Sono arrivato però a un momento in cui la mia esperienza nel sindacato si era abbastanza logorata. E’ stato lì che Piero Fassino mi ha chiesto di entrare nella segreteria dei Ds e quando è nato il progetto del Pd mi ci sono buttato con intensità, convinto che lì potesse esserci il terreno adatto a far sì che quella cultura che ha sempre cercato di tenere insieme libertà e uguaglianza potesse mettere radici e dare frutti.
In quella sede mi sono dedicato principalmente alle tematiche della scuola, della ricerca e dell’innovazione, con alcuni punti di riferimento importanti, soprattutto Jacques Delors e l’idea dell’Europa come società della conoscenza, fondata su un sapere capace di tenere insieme competitività e coesione sociale, libertà e diritti.
E’ un’idea straordinaria, che io considero l’ultima grande utopia del movimento dei lavoratori, e che, per un momento, era diventata addirittura la linea dell’Europa prima della Conferenza di Lisbona.
Su questi temi ho lavorato con molto impegno, costruendo con altri un gruppo di lavoro esteso e ramificato a rete. Ho scoperto poi che non era questo il modo in cui il Pd si stava costruendo, che decisive e determinanti erano le appartenenze. Non era nemmeno più il caso dell’incrocio fra la vecchia cultura socialista e la vecchia cultura cattolica, no, era solo il confronto fra due burocrazie, che sopravvivevano alla crisi della cultura socialista e del popolarismo cattolico. E qui non posso non fare un’osservazione: se analizziamo i risultati delle ultime elezioni europee scopriamo che registrano la crisi verticale del socialismo europeo, e che il Ppe è proprio tutta un’altra cosa rispetto alle tradizioni del popolarismo cattolico. E noi, qua, continuiamo a ragionare come se il nostro compito fosse difendere e diffondere queste due tradizioni...

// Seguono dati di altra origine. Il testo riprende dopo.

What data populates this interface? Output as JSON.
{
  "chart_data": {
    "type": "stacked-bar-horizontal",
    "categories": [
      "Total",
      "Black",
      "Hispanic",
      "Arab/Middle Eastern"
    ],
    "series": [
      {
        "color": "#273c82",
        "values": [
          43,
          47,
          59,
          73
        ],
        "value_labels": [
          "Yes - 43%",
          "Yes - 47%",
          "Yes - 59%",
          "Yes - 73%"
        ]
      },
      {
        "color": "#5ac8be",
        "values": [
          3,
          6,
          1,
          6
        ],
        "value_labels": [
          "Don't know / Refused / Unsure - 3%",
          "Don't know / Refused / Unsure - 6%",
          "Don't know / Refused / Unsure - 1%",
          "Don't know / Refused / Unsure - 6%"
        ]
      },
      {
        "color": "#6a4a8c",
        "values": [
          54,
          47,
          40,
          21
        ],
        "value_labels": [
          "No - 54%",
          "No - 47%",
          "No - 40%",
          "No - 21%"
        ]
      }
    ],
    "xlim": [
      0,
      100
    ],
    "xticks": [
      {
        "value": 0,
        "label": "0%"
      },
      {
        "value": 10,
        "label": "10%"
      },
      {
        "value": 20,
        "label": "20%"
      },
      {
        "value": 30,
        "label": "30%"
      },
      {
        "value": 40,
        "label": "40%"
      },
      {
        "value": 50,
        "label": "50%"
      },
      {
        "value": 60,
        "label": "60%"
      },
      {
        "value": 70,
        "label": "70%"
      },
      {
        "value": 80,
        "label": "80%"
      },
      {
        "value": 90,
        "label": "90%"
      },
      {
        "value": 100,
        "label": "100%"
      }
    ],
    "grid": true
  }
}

Questo è l’aspetto più degenerante della situazione. Io ci ho provato a far politica tentando di restare al merito delle cose. Pensavo che avrei dedicato il 90% del mio tempo alla risoluzione dei problemi, e alle questioni interne del partito al massimo il 10%. Ho scoperto invece che per chi lavora all’interno del partito, il rapporto è esattamente rovesciato: il 90% è per gli equilibri interni, il 10% per il merito dei problemi.

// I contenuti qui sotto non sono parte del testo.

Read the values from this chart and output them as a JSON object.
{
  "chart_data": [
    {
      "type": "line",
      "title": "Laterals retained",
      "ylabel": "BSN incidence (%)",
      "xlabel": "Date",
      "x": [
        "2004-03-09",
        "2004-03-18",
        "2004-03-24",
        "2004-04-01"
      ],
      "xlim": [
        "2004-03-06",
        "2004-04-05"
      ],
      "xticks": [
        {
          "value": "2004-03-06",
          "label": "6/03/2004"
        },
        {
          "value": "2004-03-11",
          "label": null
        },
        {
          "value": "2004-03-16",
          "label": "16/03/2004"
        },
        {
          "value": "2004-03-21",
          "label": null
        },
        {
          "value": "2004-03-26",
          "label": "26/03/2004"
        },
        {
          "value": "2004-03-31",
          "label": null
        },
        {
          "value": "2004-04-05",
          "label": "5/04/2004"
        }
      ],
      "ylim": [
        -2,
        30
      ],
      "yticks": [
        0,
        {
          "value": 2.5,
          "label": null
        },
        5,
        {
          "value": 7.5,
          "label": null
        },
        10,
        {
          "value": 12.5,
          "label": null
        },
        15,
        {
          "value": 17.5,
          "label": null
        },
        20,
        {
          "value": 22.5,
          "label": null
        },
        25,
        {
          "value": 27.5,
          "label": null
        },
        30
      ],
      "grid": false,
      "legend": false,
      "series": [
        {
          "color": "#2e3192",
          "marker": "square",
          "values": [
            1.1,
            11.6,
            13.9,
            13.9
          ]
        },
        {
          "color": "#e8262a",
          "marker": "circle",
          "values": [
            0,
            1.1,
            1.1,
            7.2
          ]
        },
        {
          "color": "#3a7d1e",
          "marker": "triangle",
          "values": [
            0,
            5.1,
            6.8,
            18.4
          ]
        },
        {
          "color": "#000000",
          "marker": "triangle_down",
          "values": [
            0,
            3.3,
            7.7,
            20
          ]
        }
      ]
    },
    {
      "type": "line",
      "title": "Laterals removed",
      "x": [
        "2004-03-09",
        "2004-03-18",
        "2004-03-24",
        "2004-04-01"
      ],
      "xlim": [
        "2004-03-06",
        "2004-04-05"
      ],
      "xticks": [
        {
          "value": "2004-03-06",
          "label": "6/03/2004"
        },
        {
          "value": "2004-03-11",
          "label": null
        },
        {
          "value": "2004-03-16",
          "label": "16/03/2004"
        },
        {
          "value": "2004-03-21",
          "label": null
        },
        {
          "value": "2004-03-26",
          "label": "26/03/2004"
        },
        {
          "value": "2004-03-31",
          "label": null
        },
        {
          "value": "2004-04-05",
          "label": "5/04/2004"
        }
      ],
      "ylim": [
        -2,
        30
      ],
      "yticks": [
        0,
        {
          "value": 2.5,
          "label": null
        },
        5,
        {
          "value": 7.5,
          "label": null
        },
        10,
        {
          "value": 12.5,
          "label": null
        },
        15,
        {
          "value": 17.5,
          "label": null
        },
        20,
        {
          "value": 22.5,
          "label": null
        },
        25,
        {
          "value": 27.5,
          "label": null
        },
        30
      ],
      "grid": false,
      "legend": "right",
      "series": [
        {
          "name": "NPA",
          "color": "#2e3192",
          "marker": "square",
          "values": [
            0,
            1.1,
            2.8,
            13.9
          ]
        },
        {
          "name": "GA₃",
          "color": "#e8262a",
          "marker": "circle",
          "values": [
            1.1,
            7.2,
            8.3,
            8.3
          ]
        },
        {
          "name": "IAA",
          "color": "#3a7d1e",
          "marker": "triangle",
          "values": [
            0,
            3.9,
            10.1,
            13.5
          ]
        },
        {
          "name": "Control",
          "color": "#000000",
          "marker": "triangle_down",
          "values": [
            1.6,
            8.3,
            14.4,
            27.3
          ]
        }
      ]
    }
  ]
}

Quando mi fu spiegato -spiegato è dire troppo- perché, dopo solo due anni, non potevo più fare il senatore, mi venne spiegato che c’era stima generale per il lavoro che avevo fatto, ma che nessuno, alla riunione in cui si costituivano le liste per le politiche del 2008, aveva detto "Mio”. Ecco, questa motivazione mi ha convinto che lì non era più possibile far politica. E lo dico senza nessun rimpianto o rammarico, perché qui a Genova sto facendo il lavoro che in assoluto mi è piaciuto di più nella vita.